Fourth Circuit finds manufacturers not vicariously liable for retailers’ TCPA violations

by Jeff Fisher

 Takeaway: A recent Fourth Circuit decision finding that UTC and Honeywell, manufacturers of home-security systems, could not be held vicariously liable for calls by downstream retailers in violation of the Telephone Consumer Protection Act (“TCPA”), shows that manufacturers can avoid TCPA liability by implementing common sense safeguards. The Fourth Circuit rejected the class plaintiffs’ attempt to pin TCPA liability on UTC and Honeywell simply because companies licensed to use their trademarks and sell their products violated the TCPA.    

In Hodgin v. UTC Fire & Sec. Americas Corp., No. 17-1222, 2018 WL 1308605, at *1 (4th Cir. Mar. 14, 2018), the Fourth Circuit upheld the district court’s grant of summary judgment in favor of UTC Fire & Security Americas Corporation, Inc. (“UTC”) and Honeywell International, Inc. (“Honeywell”) on claims that UTC and Honeywell were vicariously liable for TCPA violations committed by telemarketers selling their home-security products. The court agreed there was no evidence that either UTC or Honeywell had ratified the illegal telemarketing practices – either by failing to object or retaining the financial benefits of the allegedly illegal call campaigns.

Hodgin was one of seven class action lawsuits consolidated by the Judicial Panel on Multidistrict Litigation in the Northern District of West Virginia, and which alleged that home-security retailers violated the TCPA by making illegal telemarketing calls. The class plaintiffs further alleged that UTC and Honeywell, manufacturers of the home-security systems, should be held vicariously liable for calls made by Versatile Marketing Solutions, Inc. (“VMS”) and ISI Alarms NC, Inc. (“ISI”), retailers that (respectively) purchased UTC and Honeywell manufactured home-security systems from third-party distributors and engaged in illegal telemarketing to sell the systems to consumers. VMS and ISI had both entered into agreements with the manufacturers that permitted the retailers to use UTC/Honeywell’s trademarks and logos, but also required the retailers to comply with applicable telemarketing laws and also barred the retailers from holding themselves out as agents or employees of UTC/Honeywell.

Both UTC and Honeywell had received notice that the retailers had engaged in illegal telemarketing practices, including multiple complaints from individual consumers. Both manufacturers followed-up with the retailers, eventually terminating their relationships with them. For example, whenever UTC received a complaint, it would investigate the complaint, inform VMS of the grievance, and remind VMS that it was contractually obligated to comply with applicable telemarketing laws. When UTC continued to receive complaints after repeated warnings, it terminated its relationship with VMS.
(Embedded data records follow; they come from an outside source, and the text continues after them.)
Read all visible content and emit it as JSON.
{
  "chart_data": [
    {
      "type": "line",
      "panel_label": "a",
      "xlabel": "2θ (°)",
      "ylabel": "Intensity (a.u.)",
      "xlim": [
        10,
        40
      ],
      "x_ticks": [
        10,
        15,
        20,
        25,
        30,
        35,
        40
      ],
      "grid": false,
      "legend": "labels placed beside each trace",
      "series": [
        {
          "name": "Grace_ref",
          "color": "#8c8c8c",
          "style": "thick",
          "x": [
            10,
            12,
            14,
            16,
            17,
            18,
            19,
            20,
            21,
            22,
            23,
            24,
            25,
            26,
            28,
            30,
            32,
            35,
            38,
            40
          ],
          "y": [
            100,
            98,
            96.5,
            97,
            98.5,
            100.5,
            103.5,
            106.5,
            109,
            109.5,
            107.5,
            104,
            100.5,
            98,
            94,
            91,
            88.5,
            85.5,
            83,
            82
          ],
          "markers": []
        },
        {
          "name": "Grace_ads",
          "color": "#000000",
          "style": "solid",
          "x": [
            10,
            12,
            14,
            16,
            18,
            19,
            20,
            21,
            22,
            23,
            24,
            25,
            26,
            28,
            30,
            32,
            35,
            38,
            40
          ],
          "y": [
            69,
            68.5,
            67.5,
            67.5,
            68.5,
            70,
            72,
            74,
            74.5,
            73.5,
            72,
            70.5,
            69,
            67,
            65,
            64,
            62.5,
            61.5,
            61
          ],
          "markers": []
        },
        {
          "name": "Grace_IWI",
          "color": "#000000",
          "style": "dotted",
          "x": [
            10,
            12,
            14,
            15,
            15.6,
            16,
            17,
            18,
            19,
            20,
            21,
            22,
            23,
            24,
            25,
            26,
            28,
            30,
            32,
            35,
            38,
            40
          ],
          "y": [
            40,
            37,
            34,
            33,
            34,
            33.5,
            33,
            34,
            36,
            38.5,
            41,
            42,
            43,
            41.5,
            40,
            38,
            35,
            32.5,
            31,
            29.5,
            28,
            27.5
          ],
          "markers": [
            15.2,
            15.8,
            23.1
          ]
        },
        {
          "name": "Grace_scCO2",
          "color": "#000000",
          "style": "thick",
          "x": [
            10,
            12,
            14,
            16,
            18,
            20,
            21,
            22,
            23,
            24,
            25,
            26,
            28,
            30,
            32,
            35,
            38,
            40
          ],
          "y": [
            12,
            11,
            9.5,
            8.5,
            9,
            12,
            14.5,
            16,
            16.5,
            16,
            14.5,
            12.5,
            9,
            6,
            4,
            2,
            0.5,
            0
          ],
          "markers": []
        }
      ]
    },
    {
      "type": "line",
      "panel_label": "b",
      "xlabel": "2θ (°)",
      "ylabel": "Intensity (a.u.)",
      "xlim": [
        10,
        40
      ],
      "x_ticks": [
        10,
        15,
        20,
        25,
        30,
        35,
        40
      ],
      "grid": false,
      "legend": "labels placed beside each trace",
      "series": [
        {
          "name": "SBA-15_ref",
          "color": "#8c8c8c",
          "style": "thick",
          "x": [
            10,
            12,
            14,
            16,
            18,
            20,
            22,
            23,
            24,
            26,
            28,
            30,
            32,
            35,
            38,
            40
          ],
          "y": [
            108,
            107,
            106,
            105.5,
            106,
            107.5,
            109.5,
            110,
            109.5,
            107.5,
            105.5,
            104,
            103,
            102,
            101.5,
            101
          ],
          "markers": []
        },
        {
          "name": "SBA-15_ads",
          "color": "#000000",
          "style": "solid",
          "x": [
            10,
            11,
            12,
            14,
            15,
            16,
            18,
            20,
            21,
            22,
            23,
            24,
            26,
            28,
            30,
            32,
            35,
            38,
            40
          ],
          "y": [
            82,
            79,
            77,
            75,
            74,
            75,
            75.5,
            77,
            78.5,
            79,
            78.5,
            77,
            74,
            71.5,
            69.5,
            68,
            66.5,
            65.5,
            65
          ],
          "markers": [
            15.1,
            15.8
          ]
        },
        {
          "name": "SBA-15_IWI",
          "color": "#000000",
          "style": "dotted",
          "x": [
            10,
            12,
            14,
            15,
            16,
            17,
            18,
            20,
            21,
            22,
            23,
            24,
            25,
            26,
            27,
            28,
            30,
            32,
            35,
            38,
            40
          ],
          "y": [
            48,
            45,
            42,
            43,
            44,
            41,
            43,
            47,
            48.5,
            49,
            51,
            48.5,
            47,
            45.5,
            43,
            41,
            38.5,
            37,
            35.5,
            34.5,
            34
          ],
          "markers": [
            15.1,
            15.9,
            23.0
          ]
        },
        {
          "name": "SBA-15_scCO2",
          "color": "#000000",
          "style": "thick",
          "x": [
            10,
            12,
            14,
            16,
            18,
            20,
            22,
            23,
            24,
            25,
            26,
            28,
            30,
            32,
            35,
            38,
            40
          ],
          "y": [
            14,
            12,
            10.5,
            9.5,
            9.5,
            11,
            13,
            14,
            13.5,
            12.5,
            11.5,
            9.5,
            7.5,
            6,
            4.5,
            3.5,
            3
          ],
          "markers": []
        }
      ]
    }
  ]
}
The district court had found that UTC/Honeywell could not be held liable on any of the three agency (vicarious liability) theories: (1) actual authority, (2) apparent authority, or (3) ratification. On appeal, the plaintiffs pursued only one theory, arguing that a material issue of fact existed as to their ratification theory. In particular, plaintiffs argued that UTC/Honeywell had ratified the retailers’ TCPA violations by failing to repudiate their telemarketing practices after receiving notice, and by accepting the financial benefits of the illegal telemarketing.

The Fourth Circuit ruled that the ratification theory was not supported by the evidence. First, the court observed that the manufacturers’ follow-up efforts – including investigating the complaints, reminding the retailers of their legal obligations, and eventually terminating the retailer agreements – were sufficient to show repudiation. Second, the court found that the mere fact that UTC/Honeywell had financially benefitted (by selling home-security products to the telemarketers) was insufficient to establish ratification. Plaintiffs had failed to offer specific evidence that the illegal telemarketing scheme had increased sales of the home-security products. This ruling appears to limit the oftentimes amorphous concept of ratification. The Fourth Circuit thus affirmed the district court’s grant of summary judgment on the vicarious liability claims.

Practice Pointer: Hodgin is good news for upstream manufacturers and distributors concerned about TCPA liability arising from the conduct of loosely-affiliated third-party dealers, retailers, resellers, and marketers, over whom they typically have little control. Hodgin shows that, so long as manufacturers and distributors (1) include contractual provisions that make clear downstream sellers must abide by the TCPA; (2) take reasonable steps to investigate and address any complaints about TCPA violations; and (3) terminate a relationship if complaints are not addressed, they should be able to avoid TCPA liability.